Regulation of T helper cell subsets by cyclooxygenases and their metabolites

Abstract

Cyclooxygenases and their metabolites are important regulators of inflammatory responses and play critical roles in regulating the differentiation of T helper cell subsets in inflammatory diseases. In this review, we highlight new information on regulation of T helper cell subsets by cyclooxygenases and their metabolites. Prostanoids influence cytokine production by both antigen presenting cells and T cells to regulate the differentiation of naïve CD4(+) T cells to Th1, Th2 and Th17 cell phenotypes. Cyclooxygenases and PGE2 generally exacerbate Th2 and Th17 phenotypes, while suppressing Th1 differentiation. Thus, cycloxygenases may play a critical role in diseases that involve immune cell dysfunction. Targeting of cyclooxygenases and their eicosanoid products may represent a new approach for treatment of inflammatory diseases, tumors and autoimmune disorders.

Figure 1

Arachidonic acid metabolism by COX-1 and COX-2. COX1 and COX-2 convert arachidonic acid to PGH2. PGH2 is a substrate for terminal synthases which generate PGE2, PGD2, PGF2α, PGI2 and TXA2, which activate cell signaling through their cognate receptors, EP1-4, DP1-2, FP, IP and TP.

Figure 2

Differentiation of Th cell subsets. Naïve CD4⁺ T cells are activated by antigen-presenting cells (APCs) in the presence of co-stimulation through CD28 and/or inducible T-cell co-stimulator (ICOS). The cytokine microenvironment determines the terminal lineage commitment and cytokine expression profiles. IL-12, through STAT4, potentiates the production of IFN-γ and the expression of the transcription factor T-bet. T-bet increases IFN-γ which maintains Th1-cell-lineage commitment. IL-4, activates STAT6 to increase expression of GATA3. GATA3 potentiates IL-4 and IL-13 expression, which determines Th2-cell-lineage differentiation. TGF-β and IL-6 function through STAT6 to increases the expression of RORγt and promote CD4⁺ T cells to Th17 effector cells that produce IL-17A and IL-17F. TGF-β can convert Th2 cells to Th9 cells that produce IL-9, IL-10 and IL-13 by increasing expression of PU.1 and IRF4 transcription factors. T-bet- T-box expressed in T cells; GATA3, GATA-binding protein 3; IFNγ, interferon-γ; RORγt-retinoic acid receptor-related orphan receptor-γt.

Figure 3

Regulation of Th1 differentiation and activation by PGE₂. Differentiation to Th1 vs. Th2 cells is controled by the balance of IL-12 and IL-4 cytokines. PGE₂ downregulates IL-12 production and Th1-inducing capacity of APCs. In the absence of IL-12 production, Th2 differentiation is enhanced. Th2 cells secrete IL-4 which augments Th2 cell development.

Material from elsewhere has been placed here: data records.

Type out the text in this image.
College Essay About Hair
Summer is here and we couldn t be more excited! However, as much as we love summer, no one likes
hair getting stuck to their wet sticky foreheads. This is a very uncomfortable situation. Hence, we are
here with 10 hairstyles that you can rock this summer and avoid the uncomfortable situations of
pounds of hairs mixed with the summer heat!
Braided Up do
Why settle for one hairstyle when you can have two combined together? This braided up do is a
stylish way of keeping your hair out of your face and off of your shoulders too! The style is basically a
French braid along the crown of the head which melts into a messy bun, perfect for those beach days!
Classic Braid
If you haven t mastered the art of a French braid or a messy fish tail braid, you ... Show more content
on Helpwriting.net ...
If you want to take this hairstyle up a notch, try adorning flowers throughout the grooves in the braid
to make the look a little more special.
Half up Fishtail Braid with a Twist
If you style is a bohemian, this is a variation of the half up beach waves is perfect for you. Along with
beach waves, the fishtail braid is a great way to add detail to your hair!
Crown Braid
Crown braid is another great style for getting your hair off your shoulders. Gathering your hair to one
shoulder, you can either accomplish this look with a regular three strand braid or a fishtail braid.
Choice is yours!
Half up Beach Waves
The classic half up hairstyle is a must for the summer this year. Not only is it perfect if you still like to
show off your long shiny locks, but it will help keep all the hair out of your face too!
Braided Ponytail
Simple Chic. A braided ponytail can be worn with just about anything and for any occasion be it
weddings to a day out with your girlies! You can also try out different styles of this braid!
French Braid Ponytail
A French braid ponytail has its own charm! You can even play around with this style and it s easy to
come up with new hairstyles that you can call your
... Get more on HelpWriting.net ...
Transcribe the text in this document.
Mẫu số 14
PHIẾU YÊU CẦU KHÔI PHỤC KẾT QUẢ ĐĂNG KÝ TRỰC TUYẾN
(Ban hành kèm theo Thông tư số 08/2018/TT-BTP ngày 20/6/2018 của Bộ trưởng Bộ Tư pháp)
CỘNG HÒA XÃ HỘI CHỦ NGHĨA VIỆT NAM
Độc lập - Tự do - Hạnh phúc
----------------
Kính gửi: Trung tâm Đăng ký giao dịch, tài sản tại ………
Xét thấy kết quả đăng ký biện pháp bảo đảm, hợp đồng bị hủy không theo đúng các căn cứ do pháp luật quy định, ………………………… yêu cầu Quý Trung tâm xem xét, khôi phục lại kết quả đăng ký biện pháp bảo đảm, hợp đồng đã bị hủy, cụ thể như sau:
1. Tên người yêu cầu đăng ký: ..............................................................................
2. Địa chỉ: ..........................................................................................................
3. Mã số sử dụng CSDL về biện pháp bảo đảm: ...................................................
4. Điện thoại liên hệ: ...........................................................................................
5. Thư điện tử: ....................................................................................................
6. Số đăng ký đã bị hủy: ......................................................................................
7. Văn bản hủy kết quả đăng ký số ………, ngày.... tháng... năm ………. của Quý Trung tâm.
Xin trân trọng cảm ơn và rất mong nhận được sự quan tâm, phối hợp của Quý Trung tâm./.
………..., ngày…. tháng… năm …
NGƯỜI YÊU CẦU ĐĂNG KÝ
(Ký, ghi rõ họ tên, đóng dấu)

Th2 cell-derived IL-4 also provides feedback inhibition on APCs to diminish COX-2 expression to restore Th1/Th2 balance.

Figure 4

Regulation of Th2 cell immune response by COXs and PGs. Th2 cell differentiation is regulated by COXs and PGs in the inflammatory cytokine microenvironment. (A) PGE₂ inhibits IL-12 production by DCs and macrophages, which reduces Th1 differentiation. PGE₂ inhibits IL-12 receptor expression and IFN-γ and IL-2 secretion by Th1 cells. (B) PGE₂ indirectly promotes Th2 differentiation and autocrine signaling through increased IL-4 in Th2 cells. (C) PGE₂, via EP2 and EP4 receptors, promotes COX-2 transcription in macrophages and DCs, resulting in a COX-2 positive feedback loop. (D) Increased IL-4 production in Th2 cells inhibits COX-2 expression in DCs and macrophages, which forms a negative feedback loop in Th2 cell immune response. (E) PGD₂ and PGI₂ directly promote Th2 cell immune response.

Figure 5

Regulation of Th17 cell differentiation by COX-2 and PGs. (A) Binding of PGE₂ to EP2 and EP4 on DCs leads to increased IL-23 and IL-1β expression. In addition, PGE₂ induces IL-23R and IL-1R expression on CD4⁺ T cells. The IL-23 and IL-1β signals activate Stat3 and upregulate RORγt, which in conjunction with TGF-β and IL-6, leads to IL-17 expression. (B) Autocrine effect of PGI₂ and PGF_2α on Th17 cell differentiation. CD4⁺ T cells generate PGI₂ and PGF_2α. Activation of IP and FP receptors on CD4⁺ T cells induces Stat3 signaling and upregulation of RORγt, which enhances TGF-β and IL-6 induction of IL-17 expression.